Chart 3: Export growth also declined in recent months in China

Chart 3 shows that growth in the value of exports from China declined by more than 30 percentage points in February 2020. The decline in 2022 has been smaller relative to the decline in February 2020.

Source: WIND.

Price data support this argument, as the recent lockdown in Shanghai does not yet seem to have pushed up shipping costs. Chart 4 shows that shipping costs from Shanghai to both Los Angeles and New York, the two major ports in the east and west coasts, have continued to decline in recent months after peaking in 2021:Q3. Although shipping costs to both cities are still significantly higher than their pre-pandemic levels, they have been declining steadily. One possible explanation for this continued decline despite the lockdown is that China has prioritized production when implementing its zero-COVID policy to maintain growth.

Chart 4: The current lockdown in Shanghai has not pushed up shipping costs

Chart 4 shows that shipping costs from Shanghai to both Los Angeles and New York have continued to decline in recent months despite the lockdown in Shanghai.

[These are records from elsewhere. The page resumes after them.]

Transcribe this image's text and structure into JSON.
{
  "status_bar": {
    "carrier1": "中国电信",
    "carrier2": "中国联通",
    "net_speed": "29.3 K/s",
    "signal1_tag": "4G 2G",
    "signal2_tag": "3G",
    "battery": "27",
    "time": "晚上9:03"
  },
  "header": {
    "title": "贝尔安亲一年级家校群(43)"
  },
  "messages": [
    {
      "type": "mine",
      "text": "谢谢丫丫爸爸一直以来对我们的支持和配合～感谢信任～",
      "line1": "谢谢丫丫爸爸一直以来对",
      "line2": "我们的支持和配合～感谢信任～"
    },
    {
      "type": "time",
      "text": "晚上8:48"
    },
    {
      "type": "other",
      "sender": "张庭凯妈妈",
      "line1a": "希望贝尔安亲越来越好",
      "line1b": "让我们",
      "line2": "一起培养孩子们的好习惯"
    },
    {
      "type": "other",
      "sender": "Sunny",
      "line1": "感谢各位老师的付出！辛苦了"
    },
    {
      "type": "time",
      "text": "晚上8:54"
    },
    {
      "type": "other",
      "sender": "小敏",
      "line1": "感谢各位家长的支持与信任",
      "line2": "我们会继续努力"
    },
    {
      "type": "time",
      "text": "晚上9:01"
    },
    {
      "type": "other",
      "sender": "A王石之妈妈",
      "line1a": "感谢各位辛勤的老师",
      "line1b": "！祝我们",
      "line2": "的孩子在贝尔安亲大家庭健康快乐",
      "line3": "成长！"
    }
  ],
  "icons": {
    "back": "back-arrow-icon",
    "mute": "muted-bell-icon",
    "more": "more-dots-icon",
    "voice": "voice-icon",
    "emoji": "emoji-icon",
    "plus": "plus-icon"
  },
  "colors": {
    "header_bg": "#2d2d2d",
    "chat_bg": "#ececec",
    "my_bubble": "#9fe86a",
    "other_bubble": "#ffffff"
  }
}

Note: The two gaps in the series reflect missing data at the end of December 2019 and December 2021, respectively.

Source: Drewry World Container Index.

Current lockdowns in China are still likely to weigh on the global supply chain, as China accounts for 30 percent of total world output. However, early evidence suggests that disruptions from the current lockdown might be less severe than the lockdown in 2020, likely due to two factors. First, although many local governments in China have tightened their COVID-19 restrictions following the Shanghai lockdown, these responses have been less synchronized relative to the Wuhan lockdown in 2020. Second, the Chinese government may have prioritized production to maintain growth despite restrictive COVID-19 policies. However, uncertainty remains high given the high transmissibility of the new COVID-19 variants and possible further lockdowns in China. If the lockdown lasts for a much longer period or extends to more regions, the impact could be larger.

Jun Nie is a senior economist at the Federal Reserve Bank of Kansas City. The views expressed are those of the author and do not necessarily reflect the positions of the Federal Reserve Bank of Kansas City or the Federal Reserve System.